“Who am I?” is a question that challenges generation after generation.  The search for identity is the subject of almost every book we read or movie we watch.  From Anakin Skywalker in Star Wars discovering he is a Jedi, crossing to the dark side, and then crossing back again (sorry, spoiler alert) to Shrek needing to decide how much of an ogre he wants to be, it is a recurring theme in kids and adults stories alike.  Time and again we see characters needing to choose who they want to be, whether they want to be the villain or the hero, the one who stays in their comfort zone or the one who saves the day.  And discovering our identity is not a one-time thing, it is an ongoing process in our lives as we grow through different stages.  This has been highlighted recently through athletes speaking out about the challenges of transitioning from professional sport back to everyday life, with many talking about feeling completely lost and empty.  We also see it in people going through other transitions in their everyday lives like leaving study, the end of a relationship, parents whose children have moved out of home experiencing “empty nest syndrome” or retirees feeling completely lost without the routine of work.

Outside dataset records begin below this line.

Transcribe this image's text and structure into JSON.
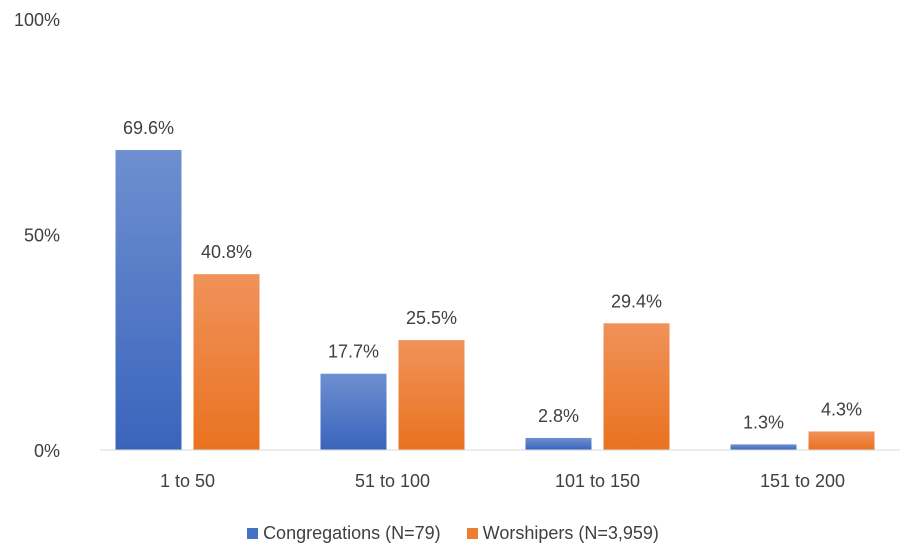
{
  "chart_data": {
    "type": "bar",
    "categories": [
      "1 to 50",
      "51 to 100",
      "101 to 150",
      "151 to 200"
    ],
    "series": [
      {
        "name": "Congregations (N=79)",
        "values": [
          69.6,
          17.7,
          2.8,
          1.3
        ],
        "labels": [
          "69.6%",
          "17.7%",
          "2.8%",
          "1.3%"
        ],
        "color": "#4472C4"
      },
      {
        "name": "Worshipers (N=3,959)",
        "values": [
          40.8,
          25.5,
          29.4,
          4.3
        ],
        "labels": [
          "40.8%",
          "25.5%",
          "29.4%",
          "4.3%"
        ],
        "color": "#ED7D31"
      }
    ],
    "y_ticks": [
      "0%",
      "50%",
      "100%"
    ],
    "y_tick_values": [
      0,
      50,
      100
    ],
    "ylim": [
      0,
      100
    ],
    "legend_position": "bottom",
    "grid": false
  }
}
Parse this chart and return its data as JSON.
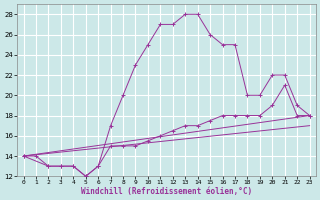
{
  "xlabel": "Windchill (Refroidissement éolien,°C)",
  "bg_color": "#cce8e8",
  "grid_color": "#ffffff",
  "line_color": "#993399",
  "xlim": [
    -0.5,
    23.5
  ],
  "ylim": [
    12,
    29
  ],
  "yticks": [
    12,
    14,
    16,
    18,
    20,
    22,
    24,
    26,
    28
  ],
  "xticks": [
    0,
    1,
    2,
    3,
    4,
    5,
    6,
    7,
    8,
    9,
    10,
    11,
    12,
    13,
    14,
    15,
    16,
    17,
    18,
    19,
    20,
    21,
    22,
    23
  ],
  "peak_x": [
    0,
    1,
    2,
    3,
    4,
    5,
    6,
    7,
    8,
    9,
    10,
    11,
    12,
    13,
    14,
    15,
    16,
    17,
    18,
    19,
    20,
    21,
    22,
    23
  ],
  "peak_y": [
    14,
    14,
    13,
    13,
    13,
    12,
    13,
    17,
    20,
    23,
    25,
    27,
    27,
    28,
    28,
    26,
    25,
    25,
    20,
    20,
    22,
    22,
    19,
    18
  ],
  "line2_x": [
    0,
    2,
    3,
    4,
    5,
    6,
    7,
    8,
    9,
    10,
    11,
    12,
    13,
    14,
    15,
    16,
    17,
    18,
    19,
    20,
    21,
    22,
    23
  ],
  "line2_y": [
    14,
    13,
    13,
    13,
    12,
    13,
    15,
    15,
    15,
    15.5,
    16,
    16.5,
    17,
    17,
    17.5,
    18,
    18,
    18,
    18,
    19,
    21,
    18,
    18
  ],
  "line3_x": [
    0,
    23
  ],
  "line3_y": [
    14,
    18
  ],
  "line4_x": [
    0,
    23
  ],
  "line4_y": [
    14,
    17
  ]
}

It seems like that in previous generations, through until the late 20th century, our identity was largely defined for us.  People had very defined labour and gender roles, and little shifted outside of these.  This structure was shaken up by the social change movements of the 70s and onwards which opened up doors for people which hadn’t been possible before.  Instead of simply following the course of your parents and grandparents, there were a plethora of opportunities now before you.  It could be argued that in our modern era there is less need for any difficulty around identity, particularly for the millennial generation who have grown up with increasing freedom to choose and express their identity however they see fit.  Surely you can be whoever you want to be so this should make it easier?  But the reality is that finding our identity is something which continues to challenge and confuse us.  In some ways it seems like all these extra options have made things harder, like it would just be easier if we went back to someone telling us who we are and going with that.  But whilst that may seem simpler, it’s not really an effective way of working out who we really are, and having an accurate picture of who were really are helps us to understand what we are meant to do with our lives and how we can go about doing it.


There’s a kids book by Eric Carle, who wrote The Very Hungry Caterpillar, called The Mixed-Up Chameleon.  In the story the chameleon wanders into a zoo and becomes jealous of each animal he sees.  Each time he sees a new animal he wishes for one of their characteristics and magically takes it on, however before long he is such a muddled conglomeration of so many different animals that he can’t even function enough to catch a fly to feed himself.  In a lot of ways I feel like this chameleon represents a lot of people in this modern generation trying to find their identity.  They take on so many different parts of so many different things that they just end up confused and lost.  In the end of the book the chameleon wishes to go back to being himself, catches his fly, and lives happily ever after.  Over the next few weeks we’re going to look at a few of the key elements of identity and how you can use them to get an understanding of who you are.  We’re not going to promise you a magic answer or a happily ever after, those bits are up to you, but hopefully we can give you some tools to discover more about your identity.